Walker, who had worked orchestrating and conducting with such composers as Hans Zimmer and Danny Elfman before scoring her first solo effort, the studio feature Memoirs of an Invisible Man, is best known for her work on the "Batman: The Animated Series" television show. She died on November 29, 2006 of complications from a stroke.

Earlier that same month, composer Basil Poledouris died from cancer, and he will appear in the montage segment honoring those film industry professionals who have passed away in the past year. Sources in the Academy of Motion Picture Arts and Sciences say that Walker's absence from the segment was a difficult decision - it's not that they forgot about her, but rather they had time considerations and after much wrangling, she didn't make the cut. One can only hope that they will change their minds, but with only two days before the big night, it's unlikely that Walker will appear in the segment.

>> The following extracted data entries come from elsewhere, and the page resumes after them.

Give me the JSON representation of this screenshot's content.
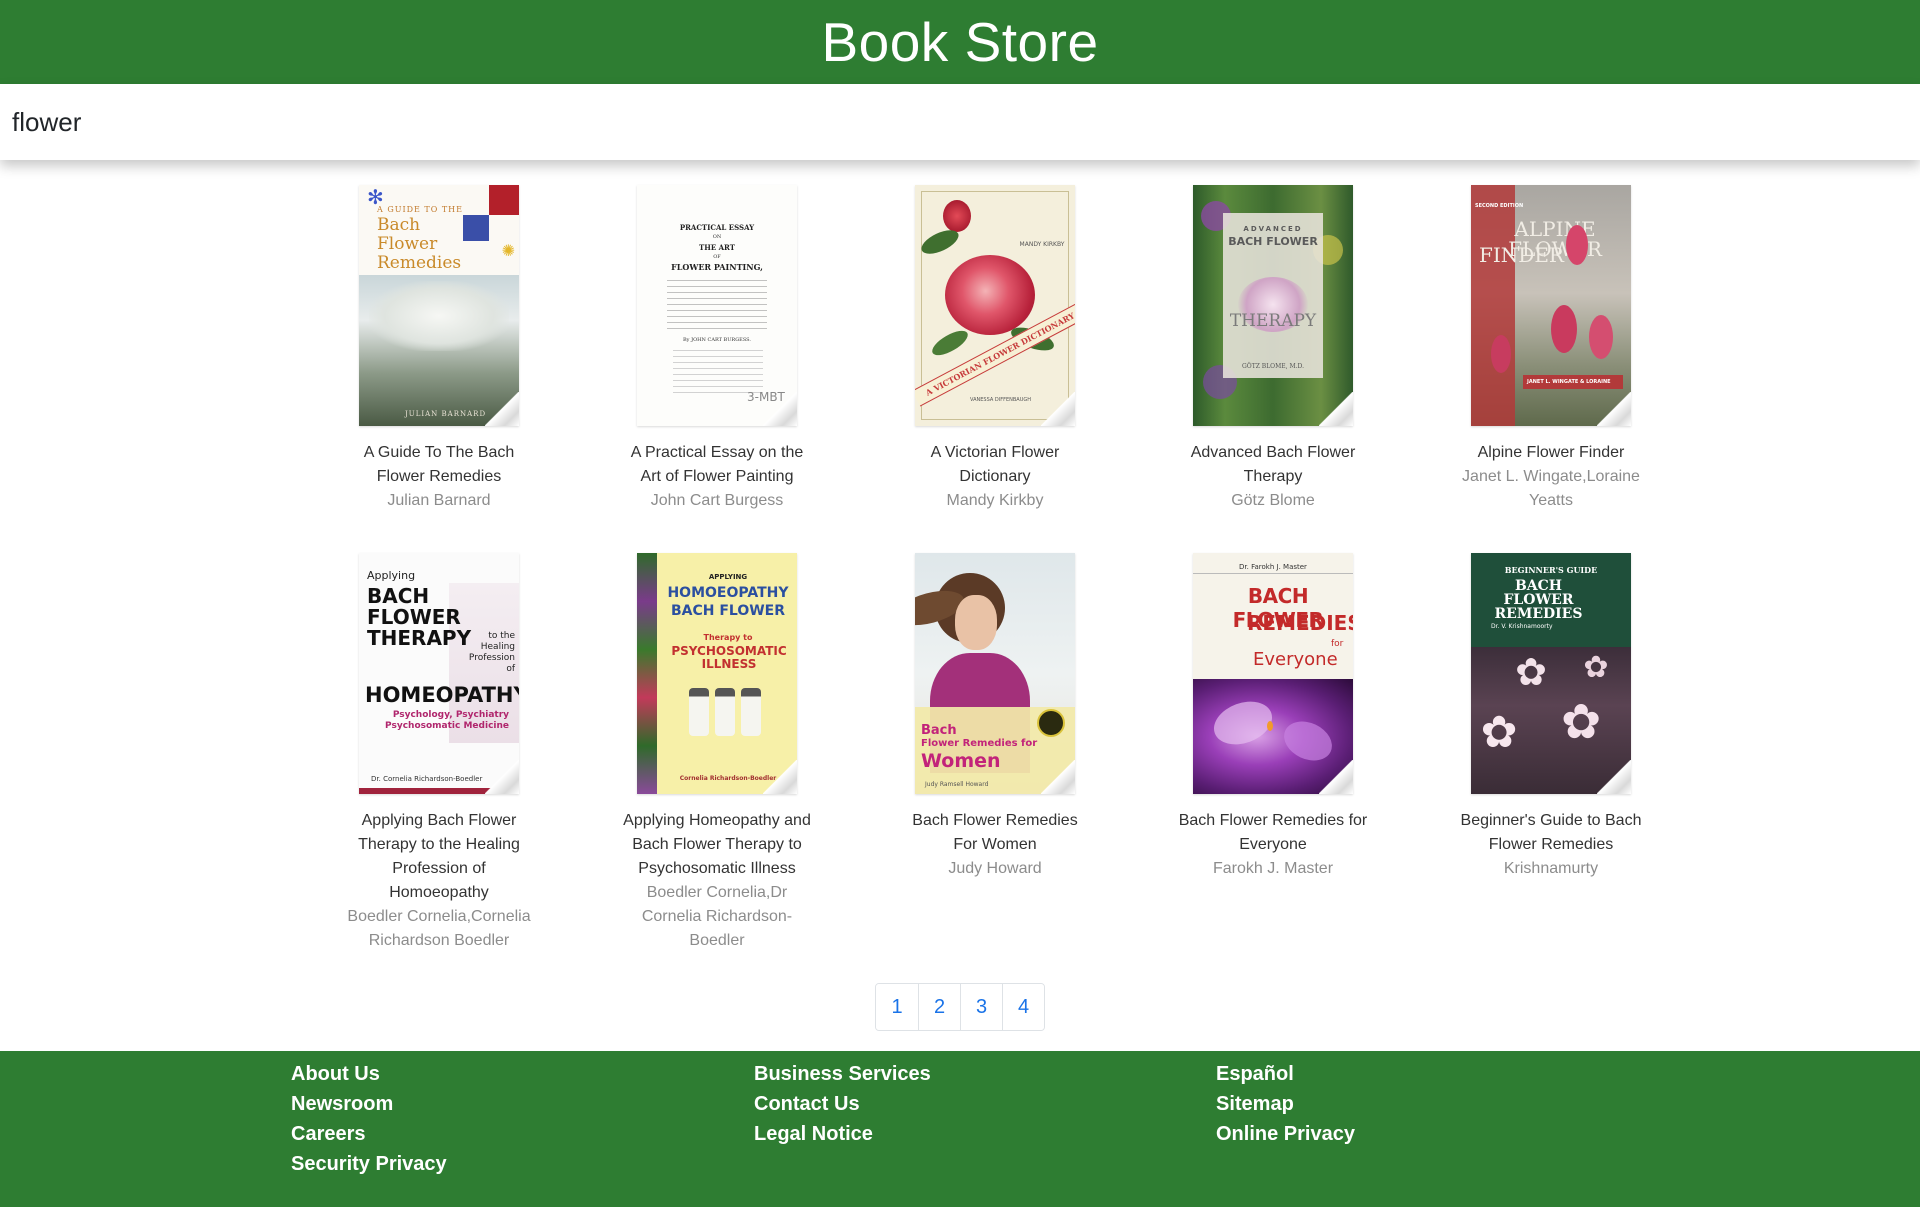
{
  "header": {
    "title": "Book Store"
  },
  "search": {
    "value": "flower"
  },
  "books": [
    {
      "title": "A Guide To The Bach Flower Remedies",
      "author": "Julian Barnard"
    },
    {
      "title": "A Practical Essay on the Art of Flower Painting",
      "author": "John Cart Burgess"
    },
    {
      "title": "A Victorian Flower Dictionary",
      "author": "Mandy Kirkby"
    },
    {
      "title": "Advanced Bach Flower Therapy",
      "author": "Götz Blome"
    },
    {
      "title": "Alpine Flower Finder",
      "author": "Janet L. Wingate,Loraine Yeatts"
    },
    {
      "title": "Applying Bach Flower Therapy to the Healing Profession of Homoeopathy",
      "author": "Boedler Cornelia,Cornelia Richardson Boedler"
    },
    {
      "title": "Applying Homeopathy and Bach Flower Therapy to Psychosomatic Illness",
      "author": "Boedler Cornelia,Dr Cornelia Richardson-Boedler"
    },
    {
      "title": "Bach Flower Remedies For Women",
      "author": "Judy Howard"
    },
    {
      "title": "Bach Flower Remedies for Everyone",
      "author": "Farokh J. Master"
    },
    {
      "title": "Beginner's Guide to Bach Flower Remedies",
      "author": "Krishnamurty"
    }
  ],
  "covers": {
    "c1": {
      "line1": "A GUIDE TO THE",
      "line2": "Bach",
      "line3": "Flower",
      "line4": "Remedies",
      "author": "JULIAN BARNARD"
    },
    "c2": {
      "line1": "PRACTICAL ESSAY",
      "line2": "ON",
      "line3": "THE ART",
      "line4": "OF",
      "line5": "FLOWER PAINTING,",
      "author": "By JOHN CART BURGESS."
    },
    "c3": {
      "author": "MANDY KIRKBY",
      "band": "A VICTORIAN FLOWER DICTIONARY",
      "sub": "VANESSA DIFFENBAUGH"
    },
    "c4": {
      "line1": "ADVANCED",
      "line2": "BACH FLOWER",
      "line3": "THERAPY",
      "author": "GÖTZ BLOME, M.D."
    },
    "c5": {
      "edition": "SECOND EDITION",
      "line1": "ALPINE FLOWER",
      "line2": "FINDER",
      "author": "JANET L. WINGATE & LORAINE"
    },
    "c6": {
      "line1": "Applying",
      "line2": "BACH",
      "line3": "FLOWER",
      "line4": "THERAPY",
      "line5": "to the Healing Profession of",
      "line6": "HOMEOPATHY",
      "line7": "Psychology, Psychiatry Psychosomatic Medicine",
      "author": "Dr. Cornelia Richardson-Boedler"
    },
    "c7": {
      "line1": "APPLYING",
      "line2": "HOMOEOPATHY",
      "line3": "BACH FLOWER",
      "line4": "Therapy to",
      "line5": "PSYCHOSOMATIC ILLNESS",
      "author": "Cornelia Richardson-Boedler"
    },
    "c8": {
      "line1": "Bach",
      "line2": "Flower Remedies for",
      "line3": "Women",
      "author": "Judy Ramsell Howard"
    },
    "c9": {
      "author": "Dr. Farokh J. Master",
      "line1": "BACH FLOWER",
      "line2": "REMEDIES",
      "line3": "for",
      "line4": "Everyone"
    },
    "c10": {
      "line1": "BEGINNER'S GUIDE",
      "line2": "BACH FLOWER REMEDIES",
      "author": "Dr. V. Krishnamoorty"
    }
  },
  "pagination": {
    "pages": [
      "1",
      "2",
      "3",
      "4"
    ]
  },
  "footer": {
    "col1": [
      "About Us",
      "Newsroom",
      "Careers",
      "Security Privacy"
    ],
    "col2": [
      "Business Services",
      "Contact Us",
      "Legal Notice"
    ],
    "col3": [
      "Español",
      "Sitemap",
      "Online Privacy"
    ]
  },
  "colors": {
    "brand_green": "#2e7d32",
    "link_blue": "#1a73e8",
    "muted_text": "#8c8c8c"
  }
}
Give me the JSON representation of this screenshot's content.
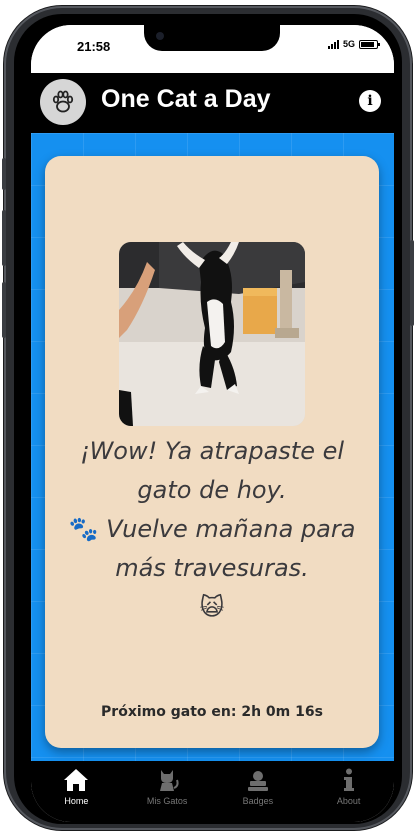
{
  "status_bar": {
    "time": "21:58",
    "network": "5G"
  },
  "header": {
    "title": "One Cat a Day",
    "logo_icon": "paw-icon",
    "info_icon": "info-icon"
  },
  "card": {
    "message_line1": "¡Wow! Ya atrapaste el gato de hoy.",
    "message_line2": "Vuelve mañana para más travesuras.",
    "emoji_paws": "🐾",
    "emoji_cat": "🙀",
    "countdown": "Próximo gato en: 2h 0m 16s"
  },
  "nav": {
    "items": [
      {
        "label": "Home",
        "icon": "home-icon",
        "active": true
      },
      {
        "label": "Mis Gatos",
        "icon": "cat-icon",
        "active": false
      },
      {
        "label": "Badges",
        "icon": "badge-icon",
        "active": false
      },
      {
        "label": "About",
        "icon": "info-icon",
        "active": false
      }
    ]
  },
  "colors": {
    "background_blue": "#1590f0",
    "card_beige": "#f1dcc2",
    "header_black": "#000000"
  }
}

Not everyone is ignoring Walker's contribution to the industry, however. A special Memorial Tribute will be held at the Eastwood Scoring Stage at Warner Brothers in a few weeks, where a special presentation of film clips, photographs and memories from her friends and co-workers will be shared with other industry professionals.

So when you watch the Oscars telecast this weekend, and the "In Memoriam" segment shows up, take note of who they feel was more worthy of making the cut than Shirley Walker. It's a shame, since she was truly a pioneer of the film music industry, and a role model for female composers worldwide. In life she was constantly overlooked because of her gender, and it's truly shameful that even in death, she can't get the proper recognition she deserves.